The company has responded by stating that the Times report confused “multiple events occurring at different times and for different purposes and thereby tells a story that is simply untrue.” The Takata statement coincided with Honda Motor’s disclosure that a driver in Malaysia had died after a July accident, and linked it to a faulty air bag made by Takata.

While the two former employees told the Times that Takata carried out the secret tests on air bags in 2004 in Michigan, after a crash of a Honda Accord in Alabama in May injured the car’s driver, the Japanese company said in its latest statement that its engineers in the U.S. were not aware of the defect with air bags until “the middle of 2005.”

“So they did not and could not perform inflater tests in 2004 in response to that accident,” Takata said in the statement, which also contradicted Honda’s account of the 2004 accident, the Times reported.

Honda had said in August that it had “immediately shared all available information with the airbag supplier and reported the incident” to safety regulators “in the second quarter of 2004.”

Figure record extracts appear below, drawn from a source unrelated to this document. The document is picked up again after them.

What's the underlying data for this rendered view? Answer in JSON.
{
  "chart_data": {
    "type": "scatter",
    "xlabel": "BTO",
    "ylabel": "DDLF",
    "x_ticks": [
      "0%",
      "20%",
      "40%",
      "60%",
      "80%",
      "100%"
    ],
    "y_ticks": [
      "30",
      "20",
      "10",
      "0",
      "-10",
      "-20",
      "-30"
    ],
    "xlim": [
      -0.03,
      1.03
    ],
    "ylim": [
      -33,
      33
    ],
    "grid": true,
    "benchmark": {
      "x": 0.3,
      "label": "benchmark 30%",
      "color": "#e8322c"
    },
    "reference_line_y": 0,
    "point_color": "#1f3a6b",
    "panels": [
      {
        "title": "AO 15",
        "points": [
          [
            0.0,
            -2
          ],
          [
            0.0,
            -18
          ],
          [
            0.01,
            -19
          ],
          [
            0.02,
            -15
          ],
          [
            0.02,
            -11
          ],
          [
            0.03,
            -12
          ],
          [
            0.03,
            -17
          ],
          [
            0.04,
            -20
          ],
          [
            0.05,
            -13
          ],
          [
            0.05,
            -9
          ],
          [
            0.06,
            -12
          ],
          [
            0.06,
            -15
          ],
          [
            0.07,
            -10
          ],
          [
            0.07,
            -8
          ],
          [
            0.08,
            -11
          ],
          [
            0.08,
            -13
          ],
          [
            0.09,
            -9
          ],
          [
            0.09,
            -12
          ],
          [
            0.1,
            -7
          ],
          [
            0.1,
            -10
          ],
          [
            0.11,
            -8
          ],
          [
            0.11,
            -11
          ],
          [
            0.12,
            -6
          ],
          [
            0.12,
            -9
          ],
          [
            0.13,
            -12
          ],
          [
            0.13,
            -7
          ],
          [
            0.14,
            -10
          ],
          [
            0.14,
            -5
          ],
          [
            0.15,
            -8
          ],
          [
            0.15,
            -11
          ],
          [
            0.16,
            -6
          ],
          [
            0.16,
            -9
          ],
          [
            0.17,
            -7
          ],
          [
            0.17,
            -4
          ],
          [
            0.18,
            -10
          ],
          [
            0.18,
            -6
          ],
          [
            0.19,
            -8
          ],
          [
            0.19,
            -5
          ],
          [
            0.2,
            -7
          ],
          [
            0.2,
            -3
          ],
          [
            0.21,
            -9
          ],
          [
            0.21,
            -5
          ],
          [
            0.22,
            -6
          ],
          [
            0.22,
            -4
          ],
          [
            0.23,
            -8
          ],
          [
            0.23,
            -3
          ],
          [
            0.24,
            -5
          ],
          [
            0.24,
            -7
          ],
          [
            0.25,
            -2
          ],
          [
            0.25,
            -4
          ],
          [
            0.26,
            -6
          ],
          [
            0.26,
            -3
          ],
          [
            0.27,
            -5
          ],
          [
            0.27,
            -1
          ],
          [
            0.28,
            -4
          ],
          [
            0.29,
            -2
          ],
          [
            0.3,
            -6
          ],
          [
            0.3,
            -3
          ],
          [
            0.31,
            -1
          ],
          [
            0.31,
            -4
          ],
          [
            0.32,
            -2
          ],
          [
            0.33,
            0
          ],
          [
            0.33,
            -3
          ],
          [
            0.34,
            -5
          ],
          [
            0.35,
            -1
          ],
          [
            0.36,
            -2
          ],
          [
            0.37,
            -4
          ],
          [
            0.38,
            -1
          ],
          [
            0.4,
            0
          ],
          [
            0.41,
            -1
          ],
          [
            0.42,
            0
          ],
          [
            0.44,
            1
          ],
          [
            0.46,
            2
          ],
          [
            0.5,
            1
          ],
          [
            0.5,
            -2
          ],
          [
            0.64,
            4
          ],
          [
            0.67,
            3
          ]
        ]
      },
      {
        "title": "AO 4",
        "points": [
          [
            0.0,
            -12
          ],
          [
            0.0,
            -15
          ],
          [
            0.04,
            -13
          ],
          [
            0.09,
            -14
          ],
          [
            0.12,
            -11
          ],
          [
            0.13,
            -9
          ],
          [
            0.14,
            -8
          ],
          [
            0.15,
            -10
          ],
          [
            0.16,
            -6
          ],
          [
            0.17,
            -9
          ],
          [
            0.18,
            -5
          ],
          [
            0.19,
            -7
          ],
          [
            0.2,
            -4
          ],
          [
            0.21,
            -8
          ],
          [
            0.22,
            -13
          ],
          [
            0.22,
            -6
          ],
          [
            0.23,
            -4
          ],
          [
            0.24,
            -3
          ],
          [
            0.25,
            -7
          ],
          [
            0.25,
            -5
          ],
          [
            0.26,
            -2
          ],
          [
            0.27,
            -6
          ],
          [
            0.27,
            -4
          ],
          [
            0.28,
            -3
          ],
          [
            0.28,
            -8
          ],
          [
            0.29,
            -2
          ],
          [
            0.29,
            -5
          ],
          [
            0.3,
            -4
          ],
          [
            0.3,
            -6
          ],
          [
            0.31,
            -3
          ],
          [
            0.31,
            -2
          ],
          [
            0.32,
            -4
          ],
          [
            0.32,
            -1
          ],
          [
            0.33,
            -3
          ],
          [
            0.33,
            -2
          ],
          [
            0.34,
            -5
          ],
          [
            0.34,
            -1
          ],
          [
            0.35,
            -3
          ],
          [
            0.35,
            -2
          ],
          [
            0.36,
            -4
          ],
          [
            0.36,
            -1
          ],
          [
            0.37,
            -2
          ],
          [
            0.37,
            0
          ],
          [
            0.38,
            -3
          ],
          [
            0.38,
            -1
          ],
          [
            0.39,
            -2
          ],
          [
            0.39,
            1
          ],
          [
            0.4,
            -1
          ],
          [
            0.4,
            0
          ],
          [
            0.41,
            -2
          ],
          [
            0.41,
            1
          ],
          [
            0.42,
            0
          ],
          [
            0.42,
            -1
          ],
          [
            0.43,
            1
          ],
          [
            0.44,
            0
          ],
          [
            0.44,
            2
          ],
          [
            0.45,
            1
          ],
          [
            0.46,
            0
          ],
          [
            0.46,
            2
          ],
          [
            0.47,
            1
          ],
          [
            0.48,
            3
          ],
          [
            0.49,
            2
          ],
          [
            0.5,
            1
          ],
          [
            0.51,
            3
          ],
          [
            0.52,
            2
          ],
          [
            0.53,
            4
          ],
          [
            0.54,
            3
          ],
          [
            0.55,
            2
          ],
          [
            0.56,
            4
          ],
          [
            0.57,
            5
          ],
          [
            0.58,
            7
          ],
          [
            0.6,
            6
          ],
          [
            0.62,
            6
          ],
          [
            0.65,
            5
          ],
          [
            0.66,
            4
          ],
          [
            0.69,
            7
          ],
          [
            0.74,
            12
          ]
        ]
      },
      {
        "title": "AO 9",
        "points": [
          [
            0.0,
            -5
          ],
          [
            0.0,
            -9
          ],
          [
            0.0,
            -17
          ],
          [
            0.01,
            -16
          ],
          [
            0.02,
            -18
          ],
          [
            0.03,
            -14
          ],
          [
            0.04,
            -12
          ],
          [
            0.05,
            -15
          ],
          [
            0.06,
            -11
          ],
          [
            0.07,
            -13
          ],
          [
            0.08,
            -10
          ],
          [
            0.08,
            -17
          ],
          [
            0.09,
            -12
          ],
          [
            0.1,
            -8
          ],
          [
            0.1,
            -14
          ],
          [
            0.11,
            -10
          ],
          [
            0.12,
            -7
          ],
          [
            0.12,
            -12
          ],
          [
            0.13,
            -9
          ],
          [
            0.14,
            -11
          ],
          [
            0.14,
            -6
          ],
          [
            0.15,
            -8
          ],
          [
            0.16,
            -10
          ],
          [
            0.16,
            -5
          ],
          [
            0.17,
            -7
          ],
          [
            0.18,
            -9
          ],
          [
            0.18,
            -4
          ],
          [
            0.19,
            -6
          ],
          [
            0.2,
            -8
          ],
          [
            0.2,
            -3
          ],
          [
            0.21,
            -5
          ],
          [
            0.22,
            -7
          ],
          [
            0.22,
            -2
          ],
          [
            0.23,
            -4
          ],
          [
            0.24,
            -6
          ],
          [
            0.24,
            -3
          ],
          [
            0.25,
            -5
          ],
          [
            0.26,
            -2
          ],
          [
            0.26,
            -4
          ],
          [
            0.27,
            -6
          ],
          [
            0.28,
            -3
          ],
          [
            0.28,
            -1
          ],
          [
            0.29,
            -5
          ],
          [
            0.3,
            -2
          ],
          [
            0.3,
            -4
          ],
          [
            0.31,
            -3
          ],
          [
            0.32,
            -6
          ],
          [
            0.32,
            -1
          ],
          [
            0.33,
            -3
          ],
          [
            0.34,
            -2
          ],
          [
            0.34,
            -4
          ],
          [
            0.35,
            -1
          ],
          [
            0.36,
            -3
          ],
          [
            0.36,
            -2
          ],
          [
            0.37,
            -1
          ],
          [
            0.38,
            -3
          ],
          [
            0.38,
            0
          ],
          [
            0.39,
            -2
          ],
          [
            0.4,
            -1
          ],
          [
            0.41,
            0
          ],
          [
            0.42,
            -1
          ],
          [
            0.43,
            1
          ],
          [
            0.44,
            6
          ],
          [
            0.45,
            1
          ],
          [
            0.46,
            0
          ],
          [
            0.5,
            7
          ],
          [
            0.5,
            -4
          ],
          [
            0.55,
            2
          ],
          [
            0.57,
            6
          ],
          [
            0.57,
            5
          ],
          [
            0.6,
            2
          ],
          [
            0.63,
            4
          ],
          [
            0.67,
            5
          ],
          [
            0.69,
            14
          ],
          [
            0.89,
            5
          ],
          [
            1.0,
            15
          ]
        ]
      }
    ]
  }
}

Meanwhile, one of the two former Takata employees, who was a senior member of the testing lab, told the Times on Wednesday that the latest statement from the company is false. “What Takata says is not true,” the former employee, said. “They are trying to switch things around.”

Honda Widens Recall

Disclosing the fifth fatality in a Honda vehicle allegedly involving a Takata-made air bag on Thursday, Honda also widened the number of recalls linked to the defective air bags by another 170,000 vehicles, Reuters reported, adding that the fatal incident involved a 2003 Honda City model. According to Honda, it is recalling five models of its vehicles, including the Fit and Civic.

Takata air bags have reportedly triggered the recall of more than 14 million vehicles from 11 automakers worldwide since 2008. The defective air bags have reportedly been known to explode under great force and spray shrapnel at occupants, a problem that has reportedly caused four deaths and more than 30 injuries in the U.S.